Second, I wouldn't want people to get the idea that this is some sort of joke. I get uneasy every year when I see guys doing the whole "guy in a dress" gag as a lark. I'm not a joke, and I don't appreciate the association. If you do this, and next week you DO show up in a dress, what do you suppose the connection people will make?

Third, this isn't a costume for you. If you wanted to go as Dorothy (bad idea) or a witch, or some other women's costume, cool... but "dressing up" as a woman isn't a costume for you. Unless it really is just dress up, in which case...
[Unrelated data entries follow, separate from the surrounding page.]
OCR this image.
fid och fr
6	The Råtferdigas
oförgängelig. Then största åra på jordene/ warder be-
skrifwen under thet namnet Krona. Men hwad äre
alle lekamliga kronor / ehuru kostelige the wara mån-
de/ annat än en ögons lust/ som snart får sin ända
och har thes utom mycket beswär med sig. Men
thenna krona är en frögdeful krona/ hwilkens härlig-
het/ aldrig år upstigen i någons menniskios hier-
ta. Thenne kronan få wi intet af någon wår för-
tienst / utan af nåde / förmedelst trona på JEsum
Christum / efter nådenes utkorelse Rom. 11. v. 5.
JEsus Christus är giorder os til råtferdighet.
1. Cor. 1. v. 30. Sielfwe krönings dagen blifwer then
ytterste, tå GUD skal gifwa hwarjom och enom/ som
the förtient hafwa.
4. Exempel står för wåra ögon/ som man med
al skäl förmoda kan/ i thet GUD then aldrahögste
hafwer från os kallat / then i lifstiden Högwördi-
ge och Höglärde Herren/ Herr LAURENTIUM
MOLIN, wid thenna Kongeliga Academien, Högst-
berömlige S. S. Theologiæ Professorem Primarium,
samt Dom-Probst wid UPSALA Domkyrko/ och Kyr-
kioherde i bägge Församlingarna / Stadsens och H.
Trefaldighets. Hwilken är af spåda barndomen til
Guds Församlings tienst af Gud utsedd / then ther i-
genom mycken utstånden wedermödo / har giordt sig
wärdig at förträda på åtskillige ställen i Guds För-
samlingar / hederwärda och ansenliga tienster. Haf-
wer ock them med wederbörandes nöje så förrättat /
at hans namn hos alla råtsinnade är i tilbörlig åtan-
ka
Finally, I wouldn't be willing to encourage the societal view of us as a topic of mockery.

Paulette
10-27-2011, 05:02 PM
A great costume would be an orange jumpsuit with the word "INMATE" on the back, now you can participate and still have fun without demeaning your female self.

Katrina
10-28-2011, 07:49 PM
Two things: First, one of us dressing as a girl for Halloween is so cliche. If you were going to, at least dress up as a specific girl or a female character. Being a woman is who you are, not a costume. Second, I agree with others here, the workplace is not really the place to wear any costume unless it is part of the corporate culture and everybody else is doing it.

RiverdanceGirl
10-28-2011, 08:00 PM
Just to chime in. I agree with everyone who has said you shouldn't. You really are very pretty and you'll eventually be living full time. You'll know when the time is right.

Starling
10-29-2011, 08:33 PM
You've made the right choice, Jen. Soon enough, you'll be living as a woman for the rest of your life. Imagine how much fun it'll be then to choose costumes that will free your imagination instead of inhibiting you.